Carlos Pellicer Cámara (Villahermosa, Tabasco, México; 16 de enero de 1897 – Ciudad de México; 16 de febrero de 1977) fue un escritor, poeta, museógrafo y político mexicano. Perteneció a una generación de intelectuales mexicanos que adoptaron el nombre de Los contemporáneos, los cuales son, de alguna manera, la vanguardia mejicana. En ese sentido, Pellicer no fue un innovador, pues no se rebeló contra el modernismo, sino que lo incorpora la vanguardia y, con todos esos aprendizajes, escribe una poesía intensa y personal como pocas.
Nocturno A
Noche. Mar de silencio. Van las meditaciones
desenrollando lentas sus claras devociones.
El faro del espíritu clarea esas ondas suaves
que van ampliando el círculo de sus evoluciones
para regir el curso sereno de las naves.
La paz del alma que sabe cantar sus horas
vela esa vida íntima de tramas seductoras
en que el dolor se ama. ¿Por qué? ¿Resulta acaso
que ese dolor es sombra de un cariño? Las horas
te dirán en silencio: camina paso a paso. . .

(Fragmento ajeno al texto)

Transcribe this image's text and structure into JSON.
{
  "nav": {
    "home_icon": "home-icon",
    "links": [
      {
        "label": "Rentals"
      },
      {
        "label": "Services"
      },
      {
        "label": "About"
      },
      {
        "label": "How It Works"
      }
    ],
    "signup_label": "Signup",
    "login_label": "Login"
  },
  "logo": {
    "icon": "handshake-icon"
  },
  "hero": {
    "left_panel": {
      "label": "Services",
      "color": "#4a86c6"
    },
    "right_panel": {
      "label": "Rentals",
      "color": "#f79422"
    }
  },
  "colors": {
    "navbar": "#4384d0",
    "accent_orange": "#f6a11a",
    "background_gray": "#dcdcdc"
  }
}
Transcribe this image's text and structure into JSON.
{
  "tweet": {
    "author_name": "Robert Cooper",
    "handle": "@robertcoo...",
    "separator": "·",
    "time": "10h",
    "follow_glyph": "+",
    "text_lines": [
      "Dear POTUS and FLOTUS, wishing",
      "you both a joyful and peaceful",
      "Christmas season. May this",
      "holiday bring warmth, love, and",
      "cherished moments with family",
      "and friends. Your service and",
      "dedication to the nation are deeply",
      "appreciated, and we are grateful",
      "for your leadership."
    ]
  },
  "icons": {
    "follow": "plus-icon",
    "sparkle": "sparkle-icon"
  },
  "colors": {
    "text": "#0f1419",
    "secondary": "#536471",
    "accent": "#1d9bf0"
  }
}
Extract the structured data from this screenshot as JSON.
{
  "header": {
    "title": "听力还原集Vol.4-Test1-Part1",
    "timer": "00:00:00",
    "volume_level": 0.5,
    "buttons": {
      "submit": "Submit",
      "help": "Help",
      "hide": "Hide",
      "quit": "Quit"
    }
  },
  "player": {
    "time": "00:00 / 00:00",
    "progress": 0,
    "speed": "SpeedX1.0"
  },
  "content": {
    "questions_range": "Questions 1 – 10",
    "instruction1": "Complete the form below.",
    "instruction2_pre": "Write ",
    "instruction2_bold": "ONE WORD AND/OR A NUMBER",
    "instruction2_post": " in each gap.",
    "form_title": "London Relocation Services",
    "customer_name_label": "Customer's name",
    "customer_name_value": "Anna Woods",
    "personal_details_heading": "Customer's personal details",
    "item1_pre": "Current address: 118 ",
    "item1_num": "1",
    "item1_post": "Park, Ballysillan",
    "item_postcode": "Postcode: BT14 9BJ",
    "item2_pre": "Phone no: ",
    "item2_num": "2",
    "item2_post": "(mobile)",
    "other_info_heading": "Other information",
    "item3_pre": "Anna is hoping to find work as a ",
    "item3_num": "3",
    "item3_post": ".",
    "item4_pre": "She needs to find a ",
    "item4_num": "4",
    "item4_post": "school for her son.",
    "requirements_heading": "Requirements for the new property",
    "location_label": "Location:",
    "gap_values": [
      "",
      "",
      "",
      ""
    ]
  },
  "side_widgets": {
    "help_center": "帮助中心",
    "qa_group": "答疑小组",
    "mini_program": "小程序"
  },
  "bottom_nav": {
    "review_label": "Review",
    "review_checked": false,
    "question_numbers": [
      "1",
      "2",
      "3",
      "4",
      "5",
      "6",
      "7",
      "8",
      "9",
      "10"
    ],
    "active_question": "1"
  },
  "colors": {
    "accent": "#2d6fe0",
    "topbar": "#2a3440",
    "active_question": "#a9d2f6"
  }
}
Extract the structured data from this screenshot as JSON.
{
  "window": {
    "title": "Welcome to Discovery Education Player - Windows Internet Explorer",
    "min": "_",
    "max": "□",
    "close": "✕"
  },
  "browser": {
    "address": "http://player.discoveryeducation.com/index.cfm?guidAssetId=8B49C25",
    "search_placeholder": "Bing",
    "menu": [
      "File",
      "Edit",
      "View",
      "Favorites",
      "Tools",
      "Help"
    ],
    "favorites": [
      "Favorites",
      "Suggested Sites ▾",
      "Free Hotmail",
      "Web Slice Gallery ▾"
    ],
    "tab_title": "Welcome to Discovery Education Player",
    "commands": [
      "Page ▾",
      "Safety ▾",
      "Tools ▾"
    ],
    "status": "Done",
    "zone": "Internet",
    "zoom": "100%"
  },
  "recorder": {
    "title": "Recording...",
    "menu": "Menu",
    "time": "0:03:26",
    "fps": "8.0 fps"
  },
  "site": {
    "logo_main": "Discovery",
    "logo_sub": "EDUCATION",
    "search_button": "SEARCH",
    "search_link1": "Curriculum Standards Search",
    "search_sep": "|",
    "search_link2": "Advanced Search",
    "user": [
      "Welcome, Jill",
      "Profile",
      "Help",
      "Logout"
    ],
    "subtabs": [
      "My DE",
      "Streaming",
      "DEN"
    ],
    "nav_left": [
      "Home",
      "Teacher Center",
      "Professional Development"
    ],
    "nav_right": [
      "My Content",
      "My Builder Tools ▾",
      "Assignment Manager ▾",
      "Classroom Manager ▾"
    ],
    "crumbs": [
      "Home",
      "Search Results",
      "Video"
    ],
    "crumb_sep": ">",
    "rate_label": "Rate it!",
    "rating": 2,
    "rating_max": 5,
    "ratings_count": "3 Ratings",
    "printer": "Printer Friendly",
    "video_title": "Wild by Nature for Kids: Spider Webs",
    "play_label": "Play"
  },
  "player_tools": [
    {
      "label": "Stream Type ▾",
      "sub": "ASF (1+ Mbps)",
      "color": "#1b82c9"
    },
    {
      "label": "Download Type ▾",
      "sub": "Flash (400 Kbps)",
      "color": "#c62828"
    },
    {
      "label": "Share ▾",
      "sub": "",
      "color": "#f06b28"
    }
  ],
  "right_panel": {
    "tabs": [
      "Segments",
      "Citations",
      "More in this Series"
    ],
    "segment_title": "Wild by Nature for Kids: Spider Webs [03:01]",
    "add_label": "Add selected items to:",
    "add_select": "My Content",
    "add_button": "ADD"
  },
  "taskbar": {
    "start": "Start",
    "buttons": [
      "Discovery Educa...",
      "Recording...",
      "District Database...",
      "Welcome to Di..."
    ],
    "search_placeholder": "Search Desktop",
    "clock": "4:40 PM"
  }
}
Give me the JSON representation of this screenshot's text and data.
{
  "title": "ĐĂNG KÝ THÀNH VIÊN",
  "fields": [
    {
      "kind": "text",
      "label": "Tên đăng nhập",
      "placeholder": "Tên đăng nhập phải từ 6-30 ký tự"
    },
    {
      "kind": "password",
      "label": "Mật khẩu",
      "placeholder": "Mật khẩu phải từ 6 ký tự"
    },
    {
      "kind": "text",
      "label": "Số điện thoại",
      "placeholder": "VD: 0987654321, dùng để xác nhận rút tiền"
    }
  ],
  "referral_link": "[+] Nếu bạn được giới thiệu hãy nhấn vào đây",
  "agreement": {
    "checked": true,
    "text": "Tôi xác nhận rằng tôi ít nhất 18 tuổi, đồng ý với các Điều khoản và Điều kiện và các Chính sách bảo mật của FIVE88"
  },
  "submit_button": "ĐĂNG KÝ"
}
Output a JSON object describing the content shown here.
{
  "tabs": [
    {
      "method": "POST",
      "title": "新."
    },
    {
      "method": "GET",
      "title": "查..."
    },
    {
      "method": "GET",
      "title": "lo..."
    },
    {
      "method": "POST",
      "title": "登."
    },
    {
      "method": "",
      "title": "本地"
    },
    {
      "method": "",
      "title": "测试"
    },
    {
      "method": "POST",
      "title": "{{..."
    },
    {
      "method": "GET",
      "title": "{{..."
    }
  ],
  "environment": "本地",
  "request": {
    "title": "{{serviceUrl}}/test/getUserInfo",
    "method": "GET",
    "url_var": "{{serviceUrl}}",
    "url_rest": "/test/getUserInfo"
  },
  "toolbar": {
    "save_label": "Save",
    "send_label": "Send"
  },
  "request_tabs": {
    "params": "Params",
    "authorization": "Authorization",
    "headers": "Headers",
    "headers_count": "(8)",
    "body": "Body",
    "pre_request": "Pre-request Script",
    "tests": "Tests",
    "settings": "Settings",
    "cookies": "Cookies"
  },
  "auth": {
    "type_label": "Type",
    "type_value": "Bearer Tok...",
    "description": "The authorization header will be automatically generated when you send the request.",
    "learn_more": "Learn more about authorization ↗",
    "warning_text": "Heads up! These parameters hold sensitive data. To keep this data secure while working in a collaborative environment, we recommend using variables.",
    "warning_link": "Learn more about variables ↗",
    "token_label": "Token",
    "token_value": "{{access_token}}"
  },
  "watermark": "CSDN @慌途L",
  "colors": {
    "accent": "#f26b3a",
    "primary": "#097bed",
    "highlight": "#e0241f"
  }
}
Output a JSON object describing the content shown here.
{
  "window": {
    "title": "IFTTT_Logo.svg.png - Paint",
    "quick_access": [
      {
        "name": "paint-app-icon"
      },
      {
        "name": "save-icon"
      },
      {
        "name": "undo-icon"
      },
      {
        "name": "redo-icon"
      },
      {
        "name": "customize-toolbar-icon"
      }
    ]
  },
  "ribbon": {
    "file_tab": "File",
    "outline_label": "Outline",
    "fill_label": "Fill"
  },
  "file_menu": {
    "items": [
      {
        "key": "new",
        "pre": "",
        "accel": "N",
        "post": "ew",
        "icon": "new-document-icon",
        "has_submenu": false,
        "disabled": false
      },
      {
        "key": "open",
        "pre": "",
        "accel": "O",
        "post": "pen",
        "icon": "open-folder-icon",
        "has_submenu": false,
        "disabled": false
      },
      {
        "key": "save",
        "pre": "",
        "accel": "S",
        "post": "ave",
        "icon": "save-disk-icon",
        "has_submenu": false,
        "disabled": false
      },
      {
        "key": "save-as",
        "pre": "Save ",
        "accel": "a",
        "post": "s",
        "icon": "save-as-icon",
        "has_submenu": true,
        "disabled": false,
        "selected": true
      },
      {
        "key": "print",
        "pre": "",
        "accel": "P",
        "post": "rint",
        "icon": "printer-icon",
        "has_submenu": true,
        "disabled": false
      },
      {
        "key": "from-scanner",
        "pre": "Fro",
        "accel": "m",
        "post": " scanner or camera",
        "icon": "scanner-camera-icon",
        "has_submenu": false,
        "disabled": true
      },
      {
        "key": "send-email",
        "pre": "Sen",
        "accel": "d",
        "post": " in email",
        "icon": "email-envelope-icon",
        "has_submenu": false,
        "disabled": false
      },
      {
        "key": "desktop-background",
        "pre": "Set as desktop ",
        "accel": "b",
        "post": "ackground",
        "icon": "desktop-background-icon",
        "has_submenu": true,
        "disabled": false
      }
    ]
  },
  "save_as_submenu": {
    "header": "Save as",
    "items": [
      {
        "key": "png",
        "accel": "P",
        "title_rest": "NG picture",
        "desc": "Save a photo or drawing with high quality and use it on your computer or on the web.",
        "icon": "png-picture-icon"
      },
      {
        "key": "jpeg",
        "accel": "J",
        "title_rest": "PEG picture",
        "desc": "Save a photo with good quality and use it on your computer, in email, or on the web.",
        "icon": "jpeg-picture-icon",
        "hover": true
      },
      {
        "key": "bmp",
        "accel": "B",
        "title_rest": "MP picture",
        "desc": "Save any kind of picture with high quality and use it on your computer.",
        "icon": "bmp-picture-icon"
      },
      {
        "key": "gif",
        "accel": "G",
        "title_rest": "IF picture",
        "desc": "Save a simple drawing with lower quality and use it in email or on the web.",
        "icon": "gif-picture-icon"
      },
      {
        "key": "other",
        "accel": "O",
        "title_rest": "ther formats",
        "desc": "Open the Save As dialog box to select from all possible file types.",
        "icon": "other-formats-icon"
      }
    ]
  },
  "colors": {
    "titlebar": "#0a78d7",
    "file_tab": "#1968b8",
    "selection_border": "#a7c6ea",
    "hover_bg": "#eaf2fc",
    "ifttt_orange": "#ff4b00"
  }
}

Mienten las horas. Mienten. Mata la indiferencia
que no sabe del triunfo de una linda cadencia;
si paso a paso vas por la vida, jurando
que has vencido, te engañas: esa pobre creencia
guardamos los que siempre vivimos adorando. . .
Adora el desaliento de esa melancolía;
no huyas de la grata penumbra que concede.
El ave del crepúsculo canta la melodía
¡de lo que pudo el alma, de lo que el alma puede!
Alegría, una gota, que esa gota bendita
habrá caído al vaso que gozará la flor…
¡Bríndasela a tu alma para toda la vida
en el regio festín que presida el dolor!
Nocturno B
No tengo tiempo de mirar las cosas
como yo lo deseo.
Se me escurren sobre la mirada,
y todo lo que veo
son esquinas profundas rotuladas con radio,
donde leo la ciudad para no perder tiempo.
Esta obligada prisa que inexorablemente
quiere entregarme el mundo con un dato pequeño.
Este mirar urgente y esta voz en sonrisa
para un joven que sabe morir por cada sueño.
No tengo tiempo de mirar las cosas,
casi las adivino.
Una sabiduría ingénita y celosa
me da miradas previas y repentinos trinos.
Vivo en doradas márgenes; ignoro el central gozo
de las cosas. Desdoblo siglos de oro en mi ser.
Y acelerando rachas -quilla o ala de oro-,
repongo el dulce tiempo que nunca he de tener.
Recinto
I
Vida,
ten piedad de nuestra inmensa dicha.
De este amor cuya órbita concilia
la estatuaria fugaz de día y noche.
Este amor cuyos juegos son desnudo
espejo reflector de aguas intactas.
Oh, persona sedienta que del brote
de una mirada suspendiste
el aire del poema,
la música riachuelo que te ciñe
del fino torso a los serenos ojos
para robarse el fuego de tu cuerpo
y entibiar las rodillas del remanso.
Vida, ten piedad del amor en cuyo orden
somos los capiteles coronados.
Este amor que ascendimos y doblamos
para ocultar lo oculto que ocultamos.
Tenso viso de seda
del horizonte labio de la ausencia,
brilla.
Salgo a mirar el valle y en un monte
pongo los ojos donde tú a esas horas
pasas junto a recuerdos y rocío
entre el mudo clamor de egregias rosas
y los activos brazos del estío.
II
Ya nada tengo yo que sea mío:
mi voz y mi silencio son ya tuyos
y los dones sutiles y la gloria
de la resurrección de la ceniza
por las derrotas de otros días.
La nube que me das en el agua de tu mano
es la sed que he deseado en todo estío,
la abrasadora desnudez de junio,
el sueño que dejaba pensativas
mis manos en la frente
del horizonte . . .
Gracias por los cielos
de indiferencia y tierras de amargura
que tanto y mucho fueron. Gracias por
las desesperaciones, soledades.
Ahora me gobiernas por las manos
que saben oprimir las claras mías.
Por la voz que me nombra con el nombre
sin nombre . . . Por las ávidas miradas
que el inefable modo solo tienen.
A1 fin tengo tu voz por el acento
de saber responder a quien me llama
y me dice tu nombre
mientras en los pinares se oye el viento
y el sol quiere ser negro entre las ramas.
El viaje
Y moví mis enérgicas piernas de caminante
y al monte azul tendí.
Cargué la noche entera en mi dorso de Atlante.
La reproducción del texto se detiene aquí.